Zanè. Spaccata al Villador, l’ennesima. La titolare: ‘Siamo stanchi, vogliamo le telecamere’

La dinamica è la stessa di quella messa a segno nel mese di aprile. Anche quella notte, con un mattone avevano spaccato il finestrone  del bar- caffetteria Villador di via Roma, proprio sotto il campanile nel centro di Zanè. Questa volta i ladri hanno fallito, ma il danno lo hanno fatto grosso lo stesso. Esasperazione e rabbia da parte della titolare, la signora  Manuela  Dal Bianco, che stamattina, avvisata dai carabinieri dell’accaduto durante la notte, ha chiamato in Comune per esprimere la disperazione degli esercenti di Zanè, che da qualche tempo sembrano essere sotto il tiro della criminalità. Solo la settimana scorsa, i ladri avevano fatto visita al bar vicino.

 

La notte scorsa e per la seconda volta nel giro di pochi mesi, è toccato al Villador. Il livello di guardia è stato raggiunto e gli esercenti ora vogliono le telecamere. ‘Ho telefonato personalmente negli uffici del Comune – ha raccontato la commerciante – non sono riuscita a parlare con il sindaco Roberto Berti, ma l’ho detto alla segretaria che siamo stanchi di pagare le tasse altissime, di fare i conti con la crisi economica e con i danni che i ladri ci fanno.
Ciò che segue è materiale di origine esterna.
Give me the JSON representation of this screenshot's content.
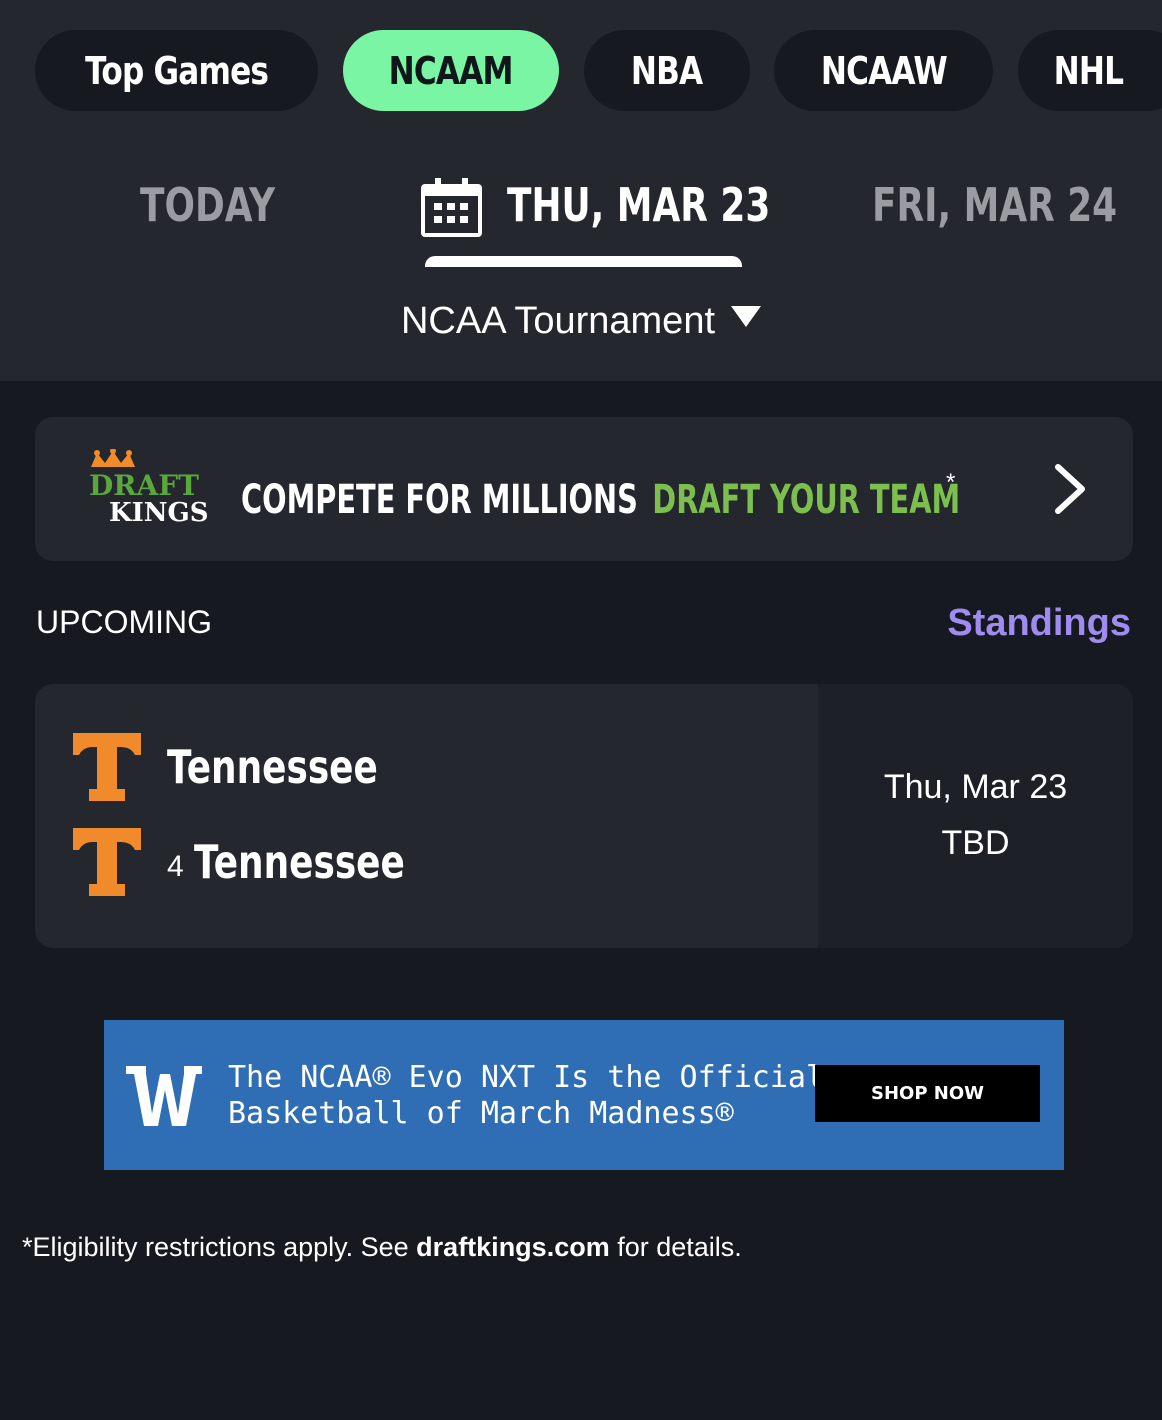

Sono assicurata, ma non so fino a quando l’agenzia sarà disponibile alla luce di questi furti che si ripetono. Mi hanno risposto dal municipio che non ci sono soldi per la videosorveglianza e mi chiedo come possiamo difenderci da questi continui raid. Per fortuna, stavolta, non ce l’hanno fatta ad entrare e a rubare merce – conclude – ma il danno per la spaccata è ingente comunque e non possiamo andare avanti così’.

Nel mese di aprile scorso, dopo aver infranto il vetro, i malviventi erano penetrati nel bar e si erano impossessati di contanti e di 30 stecche di sigarette. Forse, l’altra notte, i delinquenti sono stati disturbati dall’arrivo improvviso di qualche vettura o da qualche rumore che li ha indotti a tagliare la corda.